Discipline today demands that nothing be said that does not accord with the thinking of the genius at the head of our army who, having ended corruption and smuggling, fixed our agriculture and having turned our economy around, has now decided to put our education system in order.

Where he finds the inspiration to set himself such heroic goals is difficult to know, unless it is from the same mines of fantasy where he sees these goals being realised. But for his streak of clearly discernible malice, he would have outdone “Baghdad Bob’s” optimistic declarations to lift Iraqi morale. In his case though, it seems, he is lifting only his own morale and that of his benighted High Command, while together they are happily screwing the rest of the country.

Thinking about the High Command’s decision to hand the reins of the country over to the thugs, and the consequences of this decision that await us, it is difficult not to recall Lord Byron’s quote: “A thousand years scarce serve to form a state; an hour may lay it in the dust.”

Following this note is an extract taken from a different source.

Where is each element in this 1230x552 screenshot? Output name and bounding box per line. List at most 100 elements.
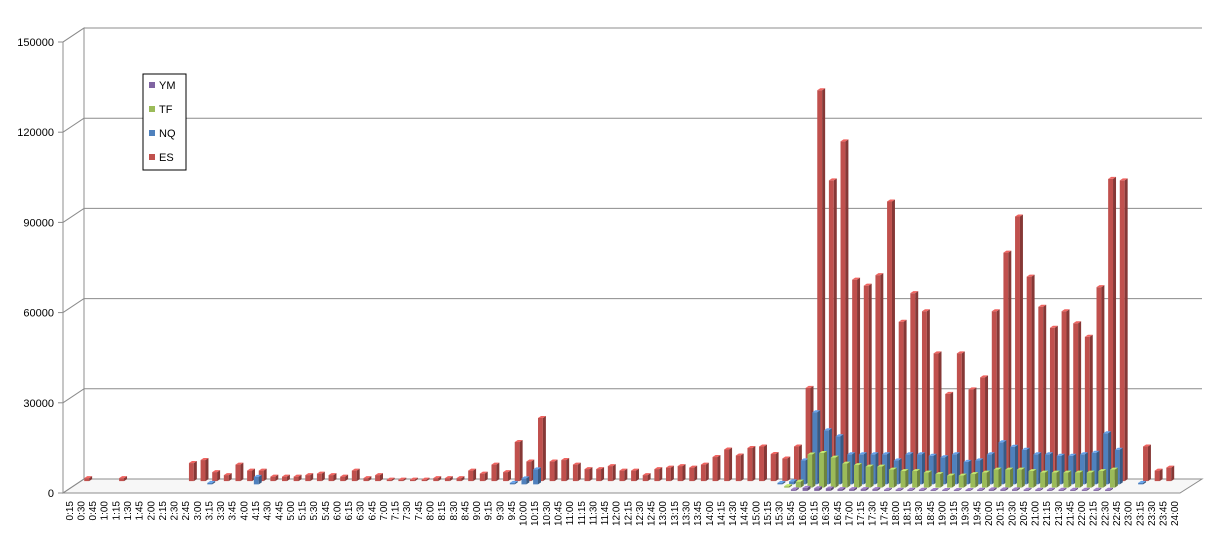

Pakistan did not take a thousand years to make, but surely the blood it took to fertilize its dust, and the screams that rent the air on its creation, made it deserving of a few more years of hope and the dignity of existence. But this the High Command, too much in a hurry to enrich itself, was too mingy to grant. The only festivity it left to the people of Pakistan was the doleful celebration of a catastrophe!

This, from now on, instead of Pakistan Day, will mark our annual day of recalling and ruing our day of independence, and of deep reflection and chest-beating.